Economies, métropole et style : l'ère Saurel a 100 jours
Mesures d’économies, future métropole et méthode : jeudi soir, 100 jours après son élection à la tête de la Ville de Montpellier, Philippe Saurel (DVG) est revenu longuement, dans un discours de plus d’une heure, sur les actions déjà engagées et à venir, en présence des élus de sa liste, dans le hall de l’Hôtel de Ville.
Philippe Saurel a récapitulé la liste des actions déjà entreprises : tramway à un euro, report de l’application de la réforme des rythmes scolaires, mariages relocalisés à Grammont, explosion de la tour H du Petit Bard, 0 % d’augmentation des impôts à la Ville et à l’Agglomération, sauvegarde du stade du Père Prévost (quartier des Beaux Arts), moratoire sur la ligne 5, lancement des travaux de finalisation de la ligne 4, arrêts de la marque Unlimited, des travaux de rénovation du stade de la Mosson, du musée de la France et de l’Algérie... la plus grande mesure, « une nécessité, et une demande forte des citoyens », est d’après lui le passage en régie publique de l’eau. « Veolia a voulu nous tordre, mais on ne s’est pas laissé faire avec René (Revol, vice-président délégué à l’eau, NDLR) ».

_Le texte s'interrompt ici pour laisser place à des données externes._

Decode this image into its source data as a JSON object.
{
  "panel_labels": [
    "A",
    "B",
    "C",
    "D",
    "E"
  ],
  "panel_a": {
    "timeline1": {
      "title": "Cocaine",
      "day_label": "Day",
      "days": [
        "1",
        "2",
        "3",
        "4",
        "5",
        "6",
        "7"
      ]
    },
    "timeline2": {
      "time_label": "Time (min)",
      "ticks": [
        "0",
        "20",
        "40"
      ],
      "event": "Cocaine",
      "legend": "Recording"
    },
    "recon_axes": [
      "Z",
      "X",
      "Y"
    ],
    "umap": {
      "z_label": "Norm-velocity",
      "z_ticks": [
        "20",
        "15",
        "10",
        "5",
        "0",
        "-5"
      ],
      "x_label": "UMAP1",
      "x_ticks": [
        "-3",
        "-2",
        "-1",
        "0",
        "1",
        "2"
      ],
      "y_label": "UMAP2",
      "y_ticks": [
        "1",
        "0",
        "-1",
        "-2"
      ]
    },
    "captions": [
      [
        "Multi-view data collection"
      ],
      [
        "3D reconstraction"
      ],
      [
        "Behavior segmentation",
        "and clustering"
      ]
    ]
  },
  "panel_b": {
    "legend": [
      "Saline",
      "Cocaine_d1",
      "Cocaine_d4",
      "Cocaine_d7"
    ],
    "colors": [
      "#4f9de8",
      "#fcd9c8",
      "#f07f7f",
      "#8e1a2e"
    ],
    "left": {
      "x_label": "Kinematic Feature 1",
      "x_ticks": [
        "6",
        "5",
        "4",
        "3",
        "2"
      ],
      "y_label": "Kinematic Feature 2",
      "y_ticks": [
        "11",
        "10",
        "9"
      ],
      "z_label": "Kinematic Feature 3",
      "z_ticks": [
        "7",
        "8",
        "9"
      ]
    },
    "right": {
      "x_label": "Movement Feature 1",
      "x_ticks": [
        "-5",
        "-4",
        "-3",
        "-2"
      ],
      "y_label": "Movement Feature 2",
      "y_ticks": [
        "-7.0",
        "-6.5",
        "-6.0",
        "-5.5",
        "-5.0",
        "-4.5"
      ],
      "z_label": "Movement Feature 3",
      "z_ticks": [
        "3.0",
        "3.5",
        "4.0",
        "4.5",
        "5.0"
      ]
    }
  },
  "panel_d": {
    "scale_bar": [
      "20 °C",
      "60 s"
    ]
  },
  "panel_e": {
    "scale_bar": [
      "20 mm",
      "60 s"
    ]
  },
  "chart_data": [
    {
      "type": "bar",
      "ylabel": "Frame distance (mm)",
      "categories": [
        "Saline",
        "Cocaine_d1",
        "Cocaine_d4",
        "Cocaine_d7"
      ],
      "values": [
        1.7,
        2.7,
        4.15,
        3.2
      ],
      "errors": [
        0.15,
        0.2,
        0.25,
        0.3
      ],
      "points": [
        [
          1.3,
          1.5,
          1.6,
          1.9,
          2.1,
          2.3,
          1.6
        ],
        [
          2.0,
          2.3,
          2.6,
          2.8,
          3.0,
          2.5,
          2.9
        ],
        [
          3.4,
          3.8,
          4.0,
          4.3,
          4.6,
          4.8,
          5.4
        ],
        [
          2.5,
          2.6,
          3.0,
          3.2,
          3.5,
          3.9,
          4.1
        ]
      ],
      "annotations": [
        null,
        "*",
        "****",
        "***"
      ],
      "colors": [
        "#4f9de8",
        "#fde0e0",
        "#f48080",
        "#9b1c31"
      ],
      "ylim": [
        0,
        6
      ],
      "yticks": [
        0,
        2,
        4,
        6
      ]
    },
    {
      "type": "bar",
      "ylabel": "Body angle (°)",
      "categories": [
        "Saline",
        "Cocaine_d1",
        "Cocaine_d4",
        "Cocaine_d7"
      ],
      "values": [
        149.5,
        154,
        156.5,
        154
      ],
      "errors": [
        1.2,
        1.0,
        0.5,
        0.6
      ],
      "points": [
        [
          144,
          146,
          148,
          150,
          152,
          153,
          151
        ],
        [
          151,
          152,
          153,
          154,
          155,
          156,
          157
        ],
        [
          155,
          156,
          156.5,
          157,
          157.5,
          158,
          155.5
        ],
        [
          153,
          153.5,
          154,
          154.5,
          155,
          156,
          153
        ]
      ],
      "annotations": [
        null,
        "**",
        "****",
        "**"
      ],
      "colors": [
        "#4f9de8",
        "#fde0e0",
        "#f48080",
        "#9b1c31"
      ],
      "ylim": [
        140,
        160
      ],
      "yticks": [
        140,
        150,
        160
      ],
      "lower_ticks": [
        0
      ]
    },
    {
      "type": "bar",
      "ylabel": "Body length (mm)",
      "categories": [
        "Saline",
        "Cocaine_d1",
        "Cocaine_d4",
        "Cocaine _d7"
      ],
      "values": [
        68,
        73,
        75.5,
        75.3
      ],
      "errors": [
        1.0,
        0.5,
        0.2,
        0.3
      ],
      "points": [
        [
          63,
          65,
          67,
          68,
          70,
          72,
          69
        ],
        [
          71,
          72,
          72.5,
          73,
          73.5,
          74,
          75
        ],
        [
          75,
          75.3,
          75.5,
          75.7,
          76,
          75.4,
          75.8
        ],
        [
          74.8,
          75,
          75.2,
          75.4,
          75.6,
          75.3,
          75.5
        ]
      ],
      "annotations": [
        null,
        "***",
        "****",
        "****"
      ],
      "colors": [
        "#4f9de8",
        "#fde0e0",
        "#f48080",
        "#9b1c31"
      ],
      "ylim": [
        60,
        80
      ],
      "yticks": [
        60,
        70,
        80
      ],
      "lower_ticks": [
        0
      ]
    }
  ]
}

Sur ses tablettes pour les prochains mois : l’extension de la ligne 1 pour desservir la future gare Montpellier Sud de France, et le passage en métropole, débattu dès ce jeudi 17 juillet en séance communautaire. « Nous sommes dans l’obligation de passer en métropole si nous ne voulons pas perdre la course entre territoires. Le passage en métropole n’est pas qu’un acte d’aménagement du territoire. Nous souhaitons lui donner plus de profondeur. Un grand conseil de développement le portera. La métropole portera sur la santé (chimie, physique, prévention, bien-vivre, environnement, eau, médecine) et le numérique. Nous répondrons ainsi aux besoins des 90 % des PME innovantes du territoire. Il s’agit de peser face à l’aéronautique de Toulouse. Montpellier peut sauver la région et c’est à cela que je vais m’appliquer jusqu’à janvier. »
Gouvernance
Philippe Saurel a décrit son mode de gouvernance, qu’il veut plus ouvert et plus transparent. « Avant, le président de l’agglo (Jean-Pierre Moure, NDLR) décidait de tout avec son cabinet et son agence de communication. À présent, chaque lundi, les 31 maires se réunissent et prennent collégialement des décisions. Je n’ai pas plus de voix que les autres. Un maire, une voix ! Comment aménager un territoire s’il n’y a pas un consensus et une confiance ? Je n’aime pas les votes uniformes. ça me rappelle trop de mauvais souvenirs. Le vote doit être issu d’une confrontation démocratique. » Il s’est défendu de toute chasse aux sorcières, après le limogeage de Jules Nyssen (DGS de la Ville) et Thierry Laget (DG de la Serm et de la Saam) : « Il n’y pas de chasse aux sorcières, mais j’ai besoin de travailler en confiance. »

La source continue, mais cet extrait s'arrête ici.